11 September 2008

Wordcount Woes - Part 1

Do you spend much time fretting about wordcount?

My hunch is that translators worry about it more than agencies do, because it's often the only metric by which translators earn their daily bread. Agencies have project management, layout, graphics, consulting, rush charges and other metrics to observe, but most translators have one line-item on their invoices: wordcount.

I suppose that we all live and die by it because everybody's calculations get down to wordcount - either source or target text - sooner or later, but no two tools define words the same way, so wordcount can vary considerably.

Still, the bigger issue with wordcount is "wordcount leakage." If you're working vendor-side, how many times have you quoted on a project, then realized that you had overlooked a chunk of text?

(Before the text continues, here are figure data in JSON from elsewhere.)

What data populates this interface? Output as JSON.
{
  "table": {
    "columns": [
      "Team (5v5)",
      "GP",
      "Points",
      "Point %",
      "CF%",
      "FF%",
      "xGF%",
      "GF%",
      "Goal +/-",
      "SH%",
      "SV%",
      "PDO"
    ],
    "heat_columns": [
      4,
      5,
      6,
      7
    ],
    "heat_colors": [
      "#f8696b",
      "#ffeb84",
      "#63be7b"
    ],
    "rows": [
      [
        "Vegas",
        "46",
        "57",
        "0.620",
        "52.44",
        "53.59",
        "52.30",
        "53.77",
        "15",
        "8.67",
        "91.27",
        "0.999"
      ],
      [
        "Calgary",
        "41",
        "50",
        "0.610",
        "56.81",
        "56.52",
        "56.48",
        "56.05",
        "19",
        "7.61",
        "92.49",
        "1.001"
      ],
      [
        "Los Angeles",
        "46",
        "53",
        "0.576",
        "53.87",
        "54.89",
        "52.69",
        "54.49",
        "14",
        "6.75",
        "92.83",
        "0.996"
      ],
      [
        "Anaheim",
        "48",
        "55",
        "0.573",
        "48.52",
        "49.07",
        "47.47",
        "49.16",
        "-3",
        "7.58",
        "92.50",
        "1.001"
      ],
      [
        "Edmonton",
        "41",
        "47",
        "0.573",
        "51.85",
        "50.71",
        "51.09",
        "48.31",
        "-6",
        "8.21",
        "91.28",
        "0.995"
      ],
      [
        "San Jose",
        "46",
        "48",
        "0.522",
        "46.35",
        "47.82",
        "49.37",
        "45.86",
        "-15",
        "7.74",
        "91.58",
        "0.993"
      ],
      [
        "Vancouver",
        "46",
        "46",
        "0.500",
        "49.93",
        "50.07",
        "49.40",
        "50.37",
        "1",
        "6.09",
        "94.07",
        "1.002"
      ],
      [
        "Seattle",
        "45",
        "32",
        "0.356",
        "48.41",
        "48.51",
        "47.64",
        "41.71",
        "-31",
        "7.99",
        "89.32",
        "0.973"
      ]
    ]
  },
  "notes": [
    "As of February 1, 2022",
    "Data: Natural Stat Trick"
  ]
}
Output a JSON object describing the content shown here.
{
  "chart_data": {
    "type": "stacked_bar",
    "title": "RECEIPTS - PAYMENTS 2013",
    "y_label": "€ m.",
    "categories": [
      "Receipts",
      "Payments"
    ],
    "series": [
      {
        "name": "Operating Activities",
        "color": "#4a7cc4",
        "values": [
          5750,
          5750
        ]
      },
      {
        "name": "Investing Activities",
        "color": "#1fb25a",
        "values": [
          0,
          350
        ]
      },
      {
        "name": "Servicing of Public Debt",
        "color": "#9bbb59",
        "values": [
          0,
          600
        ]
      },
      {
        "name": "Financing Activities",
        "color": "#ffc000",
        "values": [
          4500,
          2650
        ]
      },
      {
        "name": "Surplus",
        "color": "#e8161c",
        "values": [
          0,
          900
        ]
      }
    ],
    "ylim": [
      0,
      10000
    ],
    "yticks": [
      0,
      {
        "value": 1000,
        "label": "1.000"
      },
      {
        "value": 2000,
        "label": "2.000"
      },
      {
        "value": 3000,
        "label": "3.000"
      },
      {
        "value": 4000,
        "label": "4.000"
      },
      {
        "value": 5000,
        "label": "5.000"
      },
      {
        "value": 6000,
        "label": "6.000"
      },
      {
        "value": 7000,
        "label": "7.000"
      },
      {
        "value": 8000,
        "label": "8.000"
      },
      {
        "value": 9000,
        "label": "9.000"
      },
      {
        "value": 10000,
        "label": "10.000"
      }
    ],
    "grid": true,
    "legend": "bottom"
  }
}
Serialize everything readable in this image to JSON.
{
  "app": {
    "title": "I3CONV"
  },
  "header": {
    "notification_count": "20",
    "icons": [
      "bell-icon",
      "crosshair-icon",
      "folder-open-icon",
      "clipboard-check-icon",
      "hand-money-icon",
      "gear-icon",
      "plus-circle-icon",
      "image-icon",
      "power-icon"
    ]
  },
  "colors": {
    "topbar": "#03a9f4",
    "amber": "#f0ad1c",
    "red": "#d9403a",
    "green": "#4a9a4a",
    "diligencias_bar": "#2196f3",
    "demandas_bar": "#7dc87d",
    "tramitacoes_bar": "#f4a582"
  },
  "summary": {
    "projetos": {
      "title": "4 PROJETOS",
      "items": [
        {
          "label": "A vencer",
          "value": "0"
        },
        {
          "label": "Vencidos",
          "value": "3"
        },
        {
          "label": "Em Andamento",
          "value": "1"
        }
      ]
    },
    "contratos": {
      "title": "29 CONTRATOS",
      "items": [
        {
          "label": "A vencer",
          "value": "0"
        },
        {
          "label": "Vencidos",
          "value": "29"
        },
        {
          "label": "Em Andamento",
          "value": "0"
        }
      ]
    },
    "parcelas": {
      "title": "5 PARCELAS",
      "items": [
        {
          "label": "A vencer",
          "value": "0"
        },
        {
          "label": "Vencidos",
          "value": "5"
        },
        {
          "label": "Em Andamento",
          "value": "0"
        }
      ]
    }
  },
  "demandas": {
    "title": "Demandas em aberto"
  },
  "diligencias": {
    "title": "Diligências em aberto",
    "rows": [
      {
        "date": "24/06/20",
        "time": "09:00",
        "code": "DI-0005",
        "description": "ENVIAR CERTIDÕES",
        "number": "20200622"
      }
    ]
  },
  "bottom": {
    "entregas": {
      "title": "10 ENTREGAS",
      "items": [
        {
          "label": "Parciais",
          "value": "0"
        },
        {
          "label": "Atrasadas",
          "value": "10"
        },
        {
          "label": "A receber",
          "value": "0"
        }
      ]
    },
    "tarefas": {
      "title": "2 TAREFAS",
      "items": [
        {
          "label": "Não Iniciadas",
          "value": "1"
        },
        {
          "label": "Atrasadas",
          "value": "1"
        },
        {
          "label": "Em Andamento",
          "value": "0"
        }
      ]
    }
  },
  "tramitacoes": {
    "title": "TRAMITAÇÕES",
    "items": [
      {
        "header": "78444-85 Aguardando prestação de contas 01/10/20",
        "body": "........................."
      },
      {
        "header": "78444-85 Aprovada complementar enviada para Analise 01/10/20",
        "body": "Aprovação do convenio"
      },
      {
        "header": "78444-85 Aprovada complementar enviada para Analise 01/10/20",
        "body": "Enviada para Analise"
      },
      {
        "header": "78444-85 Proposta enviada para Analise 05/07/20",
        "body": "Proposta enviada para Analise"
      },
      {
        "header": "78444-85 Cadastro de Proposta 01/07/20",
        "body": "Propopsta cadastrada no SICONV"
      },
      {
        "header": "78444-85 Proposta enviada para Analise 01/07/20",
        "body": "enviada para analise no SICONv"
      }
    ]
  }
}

  • Graphics are the biggest culprit. The document contains charts and diagrams that require translation, but TM tools don't find those words. Many vendors wisely exclude such text from wordcount and cover it in an hourly or per-graphic charge. (Nobody can ever find the source files for the graphics so that you can localize them properly, but that's a whole other talk show.)
  • Bookmarked text is also slippery. It appears as text (sentences, paragraphs) in one place, and is referred into other places in the document. True, you only translate it in one place, but you need to deal with it - layout, formatting, page flow - in other places as well.
  • Conditional text, a favorite of Framemaker professionals, can also cause you trouble. If you don't calculate wordcount with the conditions set to expose all of the text, you may miss it. The author should arrange for this before handoff.
  • Embedded documents (spreadsheets, word processing, HTML, presentations) are very sneaky. We just saw this the other day with an MS Word document that contained several embedded spreadsheets visible only as 1cm square icons on the page; double-clicking the icons opened up the embedded files. The TM tools don't see those words, but the client certainly would have if they had come back untranslated. Fortunately, we caught this in time.
The Moral: Two pairs of eyes should review every file before the TM analysis, NOT one pair of eyes and a TM software package.